Los médicos de Londres, K.K. Ahuja y E.G. Simons, del Hospital Cromwell, pidió a la Autoridad Británica de Fertilización y Embriología Humana “que confirme que la estimulación ovárica en donantes de óvulos voluntarios no aumenta el riesgo de cáncer por encima de la tasa de fondo”. Pero esto todavía no se ha hecho.

A principios de este año, en Biomedicina Reproductiva en Línea, la Dra. Schneider y dos coautores informaron sobre cinco casos de cáncer de mama entre donantes de óvulos, cuatro de ellos mujeres de 30 años, y ninguna de ellas tenía riesgo genético aparente para la enfermedad. Ninguna de las mujeres recibió información sobre los riesgos a largo plazo de la donación de óvulos, porque no existe tal información.

Los autores señalaron que los casos aislados no establecen si la estimulación hormonal de los donantes de óvulos aumenta el riesgo de varios cánceres y reiteró los llamamientos anteriores de la Dra. Schneider sobre “la necesidad de crear registros de donantes de óvulos que faciliten estudios a largo plazo sobre donantes de óvulos”.

También podrían existir riesgos similares para las mujeres que pueden suministrar sus propios óvulos para la fertilización in vitro. Se someten a los mismos tratamientos hormonales que los donantes de óvulos. Sin embargo, estas mujeres, que son típicamente mayores y pueden tener enfermedades endocrinas u otras anomalías, no son un grupo fiable para determinar los riesgos a largo plazo para los donantes de óvulos jóvenes y saludables.

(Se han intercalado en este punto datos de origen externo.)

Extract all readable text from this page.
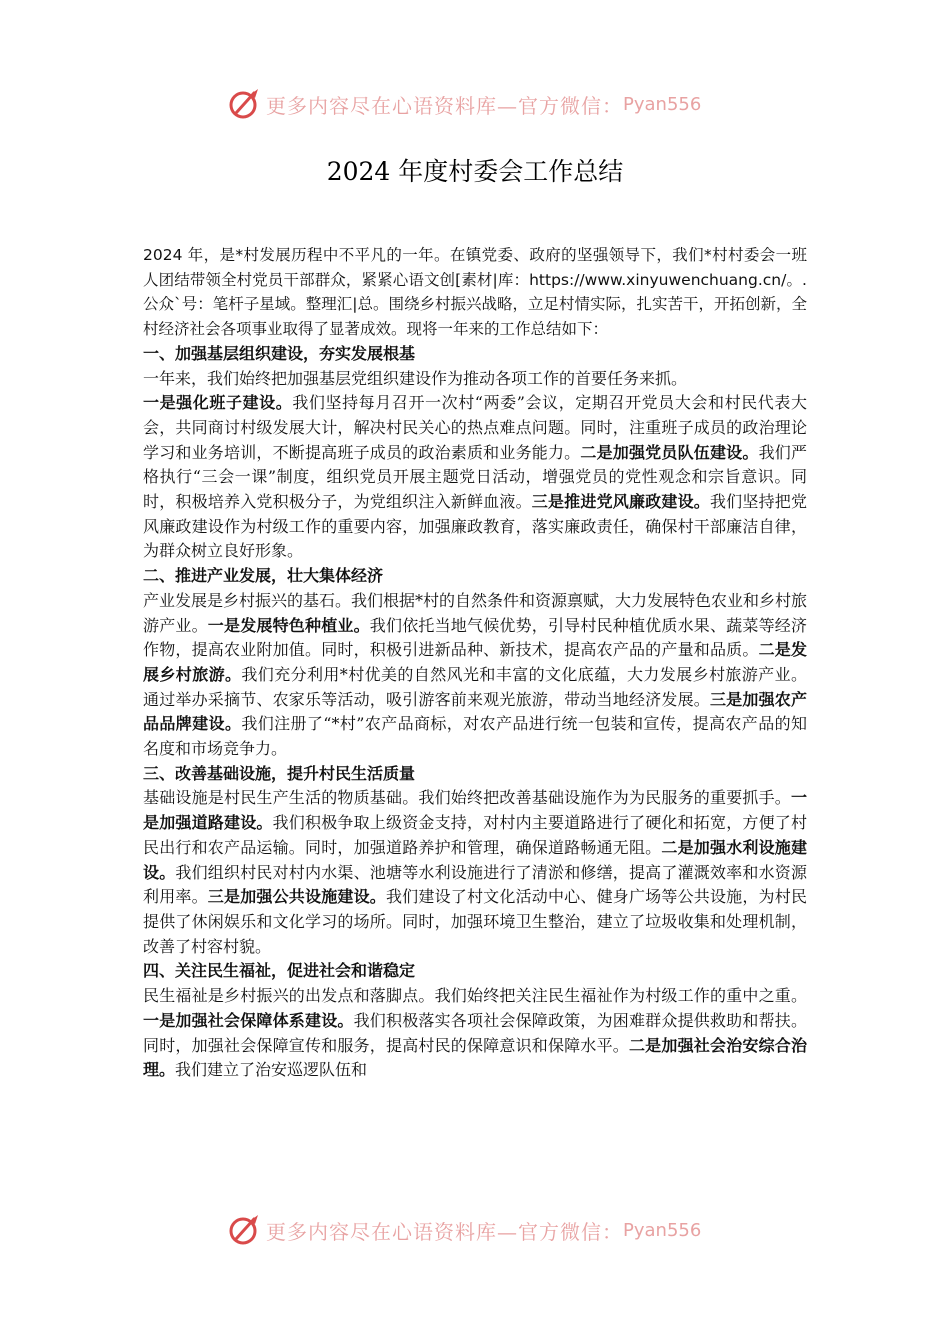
更多内容尽在心语资料库—官方微信： Pyan556
2024 年度村委会工作总结

2024 年，是*村发展历程中不平凡的一年。在镇党委、政府的坚强领导下，我们*村村委会一班人团结带领全村党员干部群众，紧紧心语文创[素材|库：https://www.xinyuwenchuang.cn/。.公众`号：笔杆子星域。整理汇|总。围绕乡村振兴战略，立足村情实际，扎实苦干，开拓创新，全村经济社会各项事业取得了显著成效。现将一年来的工作总结如下：

一、加强基层组织建设，夯实发展根基

一年来，我们始终把加强基层党组织建设作为推动各项工作的首要任务来抓。

一是强化班子建设。我们坚持每月召开一次村“两委”会议，定期召开党员大会和村民代表大会，共同商讨村级发展大计，解决村民关心的热点难点问题。同时，注重班子成员的政治理论学习和业务培训，不断提高班子成员的政治素质和业务能力。二是加强党员队伍建设。我们严格执行“三会一课”制度，组织党员开展主题党日活动，增强党员的党性观念和宗旨意识。同时，积极培养入党积极分子，为党组织注入新鲜血液。三是推进党风廉政建设。我们坚持把党风廉政建设作为村级工作的重要内容，加强廉政教育，落实廉政责任，确保村干部廉洁自律，为群众树立良好形象。

二、推进产业发展，壮大集体经济

产业发展是乡村振兴的基石。我们根据*村的自然条件和资源禀赋，大力发展特色农业和乡村旅游产业。一是发展特色种植业。我们依托当地气候优势，引导村民种植优质水果、蔬菜等经济作物，提高农业附加值。同时，积极引进新品种、新技术，提高农产品的产量和品质。二是发展乡村旅游。我们充分利用*村优美的自然风光和丰富的文化底蕴，大力发展乡村旅游产业。通过举办采摘节、农家乐等活动，吸引游客前来观光旅游，带动当地经济发展。三是加强农产品品牌建设。我们注册了“*村”农产品商标，对农产品进行统一包装和宣传，提高农产品的知名度和市场竞争力。

三、改善基础设施，提升村民生活质量

基础设施是村民生产生活的物质基础。我们始终把改善基础设施作为为民服务的重要抓手。一是加强道路建设。我们积极争取上级资金支持，对村内主要道路进行了硬化和拓宽，方便了村民出行和农产品运输。同时，加强道路养护和管理，确保道路畅通无阻。二是加强水利设施建设。我们组织村民对村内水渠、池塘等水利设施进行了清淤和修缮，提高了灌溉效率和水资源利用率。三是加强公共设施建设。我们建设了村文化活动中心、健身广场等公共设施，为村民提供了休闲娱乐和文化学习的场所。同时，加强环境卫生整治，建立了垃圾收集和处理机制，改善了村容村貌。

四、关注民生福祉，促进社会和谐稳定

民生福祉是乡村振兴的出发点和落脚点。我们始终把关注民生福祉作为村级工作的重中之重。一是加强社会保障体系建设。我们积极落实各项社会保障政策，为困难群众提供救助和帮扶。同时，加强社会保障宣传和服务，提高村民的保障意识和保障水平。二是加强社会治安综合治理。我们建立了治安巡逻队伍和

更多内容尽在心语资料库—官方微信： Pyan556
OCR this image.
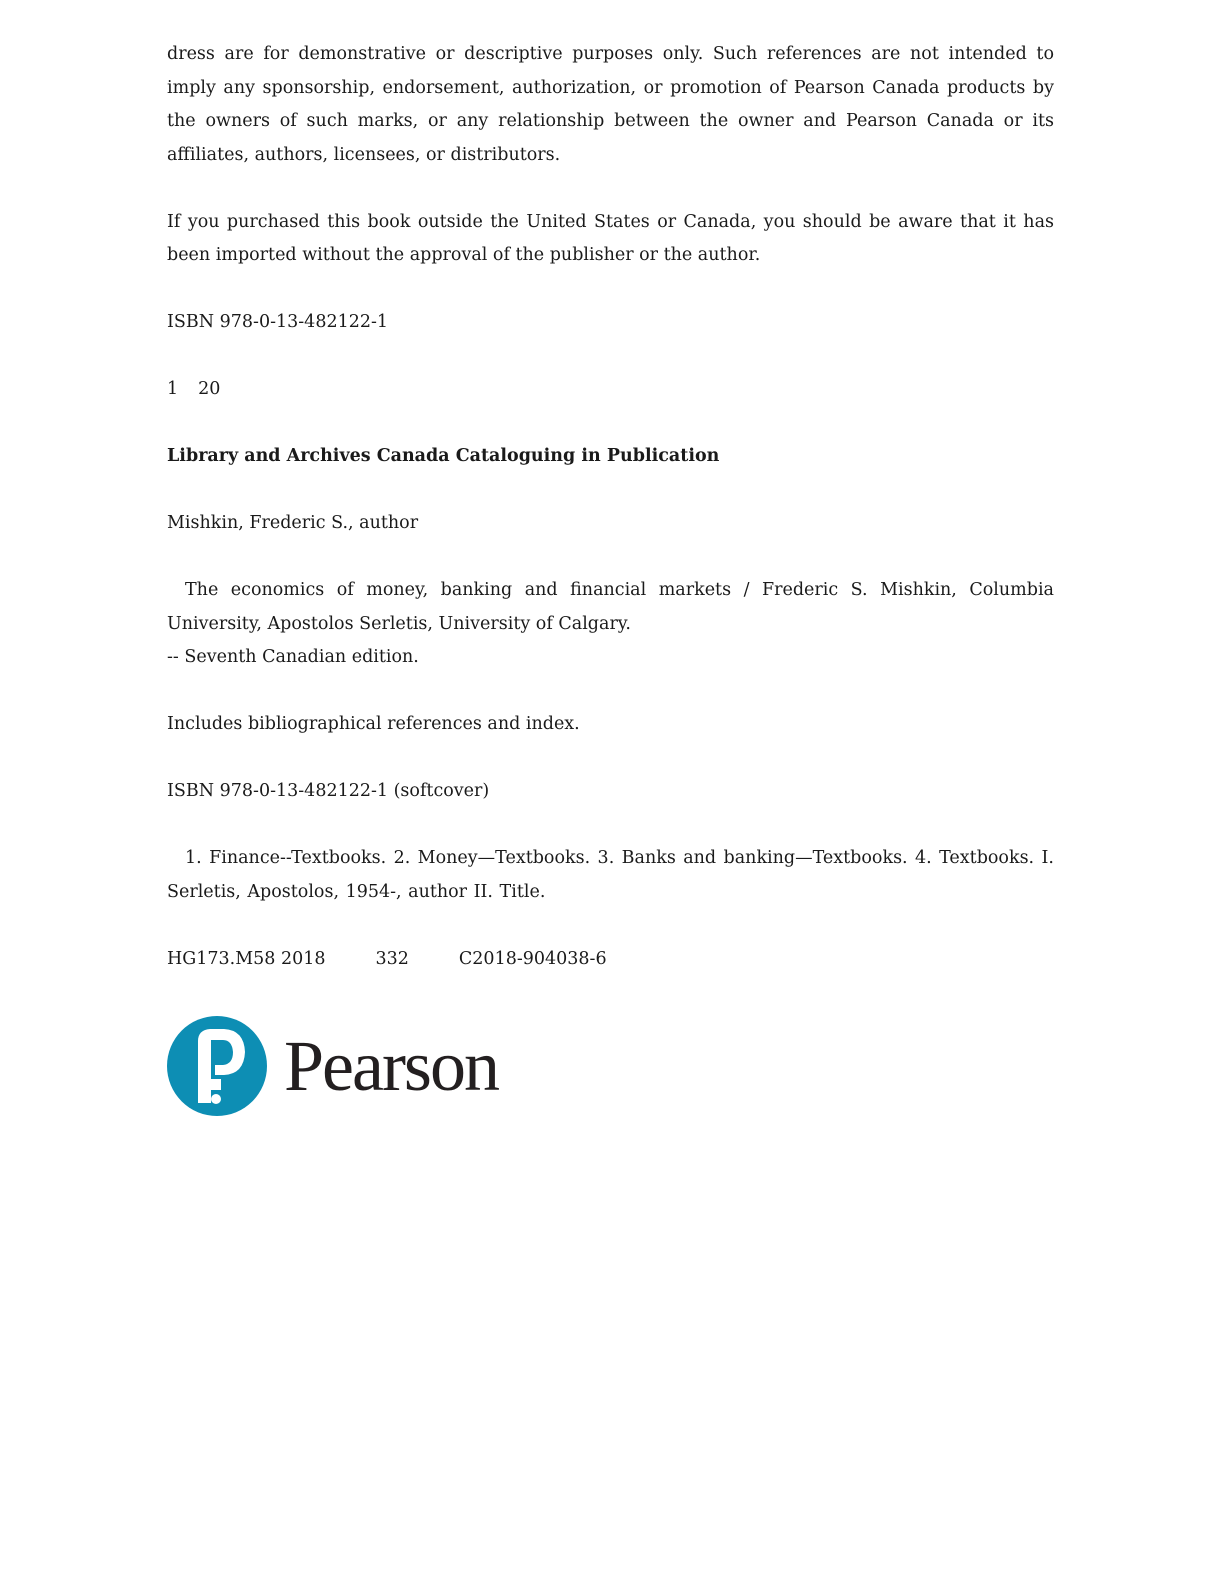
dress are for demonstrative or descriptive purposes only. Such references are not intended to imply any sponsorship, endorsement, authorization, or promotion of Pearson Canada products by the owners of such marks, or any relationship between the owner and Pearson Canada or its affiliates, authors, licensees, or distributors.

If you purchased this book outside the United States or Canada, you should be aware that it has been imported without the approval of the publisher or the author.

ISBN 978-0-13-482122-1

1 20

Library and Archives Canada Cataloguing in Publication

Mishkin, Frederic S., author

The economics of money, banking and financial markets / Frederic S. Mishkin, Columbia University, Apostolos Serletis, University of Calgary.

-- Seventh Canadian edition.

Includes bibliographical references and index.

ISBN 978-0-13-482122-1 (softcover)

1. Finance--Textbooks. 2. Money—Textbooks. 3. Banks and banking—Textbooks. 4. Textbooks. I. Serletis, Apostolos, 1954-, author II. Title.

HG173.M58 2018	332	C2018-904038-6

Pearson
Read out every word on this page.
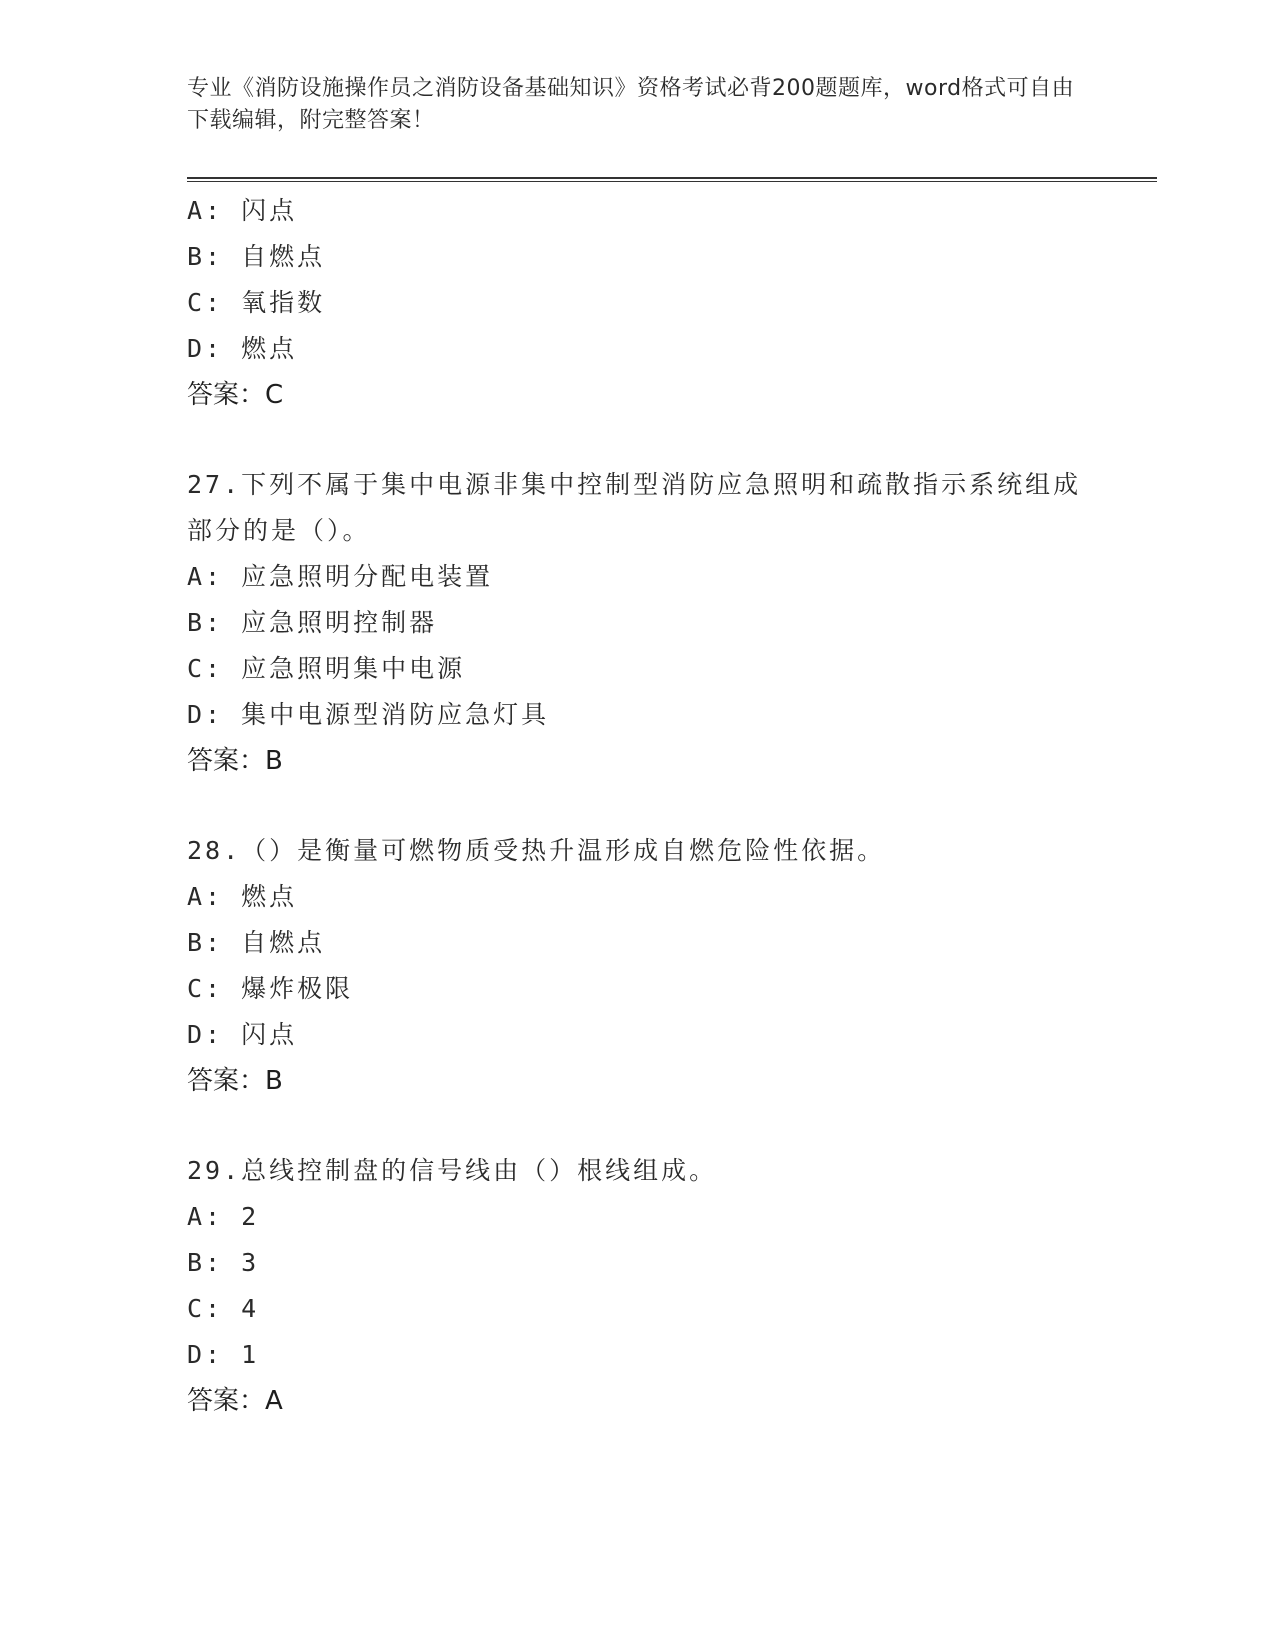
专业《消防设施操作员之消防设备基础知识》资格考试必背200题题库，word格式可自由下载编辑，附完整答案！
A: 闪点
B: 自燃点
C: 氧指数
D: 燃点
答案：C
27.下列不属于集中电源非集中控制型消防应急照明和疏散指示系统组成部分的是（）。
A: 应急照明分配电装置
B: 应急照明控制器
C: 应急照明集中电源
D: 集中电源型消防应急灯具
答案：B
28.（）是衡量可燃物质受热升温形成自燃危险性依据。
A: 燃点
B: 自燃点
C: 爆炸极限
D: 闪点
答案：B
29.总线控制盘的信号线由（）根线组成。
A: 2
B: 3
C: 4
D: 1
答案：A
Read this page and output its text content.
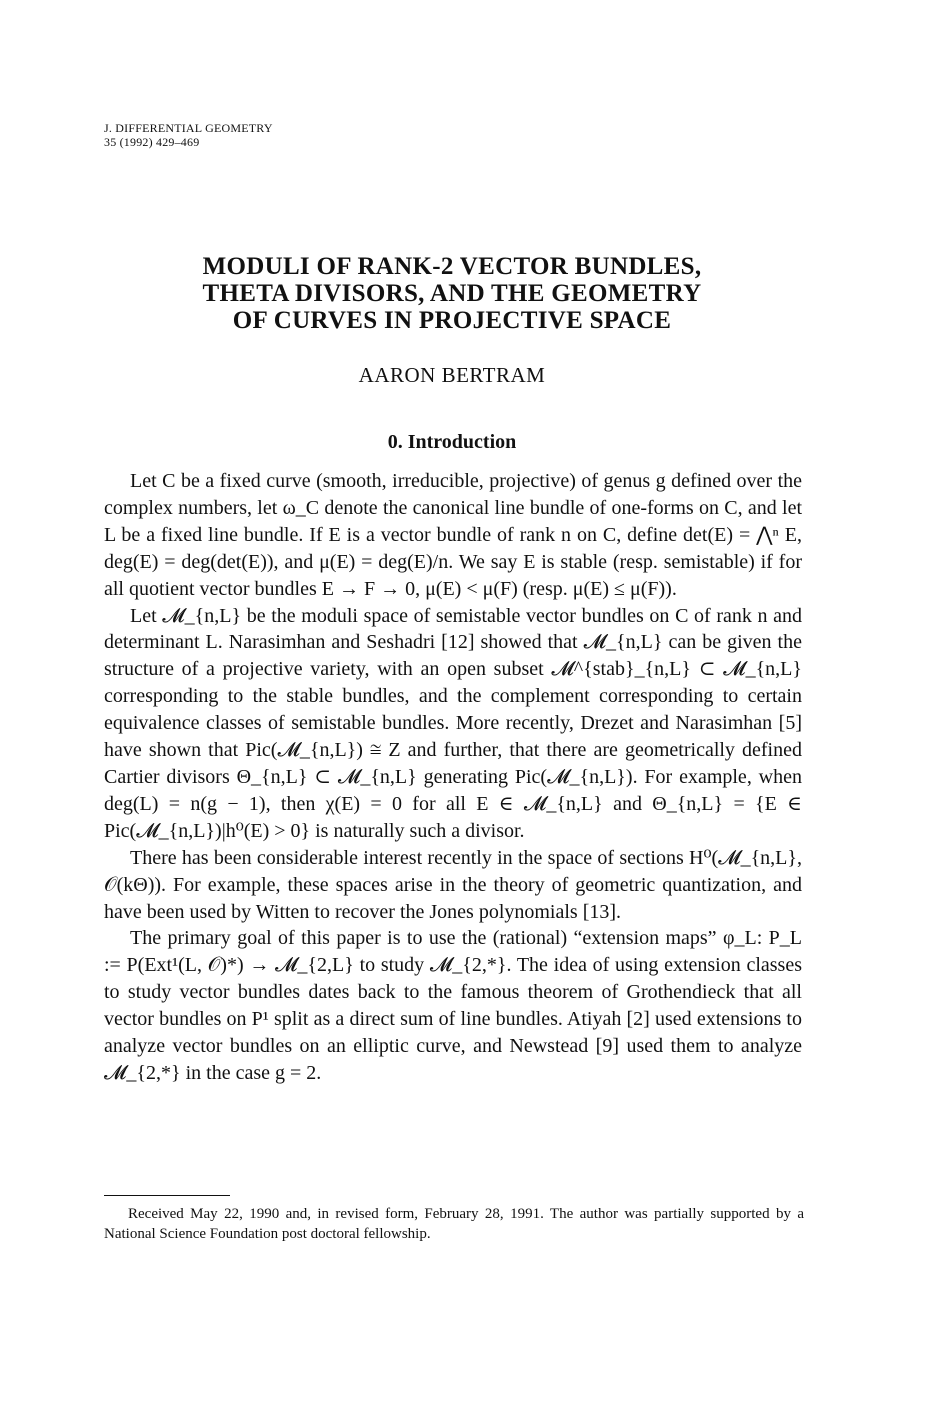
J. DIFFERENTIAL GEOMETRY
35 (1992) 429–469
MODULI OF RANK-2 VECTOR BUNDLES,
THETA DIVISORS, AND THE GEOMETRY
OF CURVES IN PROJECTIVE SPACE
AARON BERTRAM
0. Introduction

Let C be a fixed curve (smooth, irreducible, projective) of genus g defined over the complex numbers, let ω_C denote the canonical line bundle of one-forms on C, and let L be a fixed line bundle. If E is a vector bundle of rank n on C, define det(E) = ⋀ⁿ E, deg(E) = deg(det(E)), and μ(E) = deg(E)/n. We say E is stable (resp. semistable) if for all quotient vector bundles E → F → 0, μ(E) < μ(F) (resp. μ(E) ≤ μ(F)).

Let 𝓜_{n,L} be the moduli space of semistable vector bundles on C of rank n and determinant L. Narasimhan and Seshadri [12] showed that 𝓜_{n,L} can be given the structure of a projective variety, with an open subset 𝓜^{stab}_{n,L} ⊂ 𝓜_{n,L} corresponding to the stable bundles, and the complement corresponding to certain equivalence classes of semistable bundles. More recently, Drezet and Narasimhan [5] have shown that Pic(𝓜_{n,L}) ≅ Z and further, that there are geometrically defined Cartier divisors Θ_{n,L} ⊂ 𝓜_{n,L} generating Pic(𝓜_{n,L}). For example, when deg(L) = n(g − 1), then χ(E) = 0 for all E ∈ 𝓜_{n,L} and Θ_{n,L} = {E ∈ Pic(𝓜_{n,L})|h⁰(E) > 0} is naturally such a divisor.

There has been considerable interest recently in the space of sections H⁰(𝓜_{n,L}, 𝒪(kΘ)). For example, these spaces arise in the theory of geometric quantization, and have been used by Witten to recover the Jones polynomials [13].

The primary goal of this paper is to use the (rational) “extension maps” φ_L: P_L := P(Ext¹(L, 𝒪)*) → 𝓜_{2,L} to study 𝓜_{2,*}. The idea of using extension classes to study vector bundles dates back to the famous theorem of Grothendieck that all vector bundles on P¹ split as a direct sum of line bundles. Atiyah [2] used extensions to analyze vector bundles on an elliptic curve, and Newstead [9] used them to analyze 𝓜_{2,*} in the case g = 2.

Received May 22, 1990 and, in revised form, February 28, 1991. The author was partially supported by a National Science Foundation post doctoral fellowship.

La Dra. Schneider y sus coautores expresaron también su preocupación por otro grupo de mujeres: aquellas cuyos óvulos son obtenidos y conservados para su propio uso futuro. Se someten a los mismos tratamientos hormonales, quizás más de una vez si no se obtienen suficientes óvulos saludables en un primer intento. Si tiene éxito, la congelación de los óvulos puede permitir que las mujeres retrasen el embarazo hasta mucho más allá de los años normales de procreación.

Algunas compañías, incluyendo Apple, Facebook, Google, Intel y Microsoft, ahora cubren el costo de los tratamientos de fertilidad, en algunos casos incluyendo la congelación de óvulos, que puede costar alrededor de 10.000 dólares más entre 500 y 1.000 por año para el almacenamiento. Facebook, por ejemplo, se dice que ofrece un beneficio de congelación de óvulos de 20.000 dólares para las mujeres empleadas.

Pero hasta que se conozca más, la Dra. Schneider ha escrito: “A todas las mujeres que se someten a estimulación ovárica, especialmente más de una vez, se les debe decir que sus riesgos a largo plazo para la salud son desconocidos”.

Referencias:

“Do Egg Donors Face Long-Term Risks?”, Jane E. Brody en The New York Times. JULY 10, 2017. Traducción al español.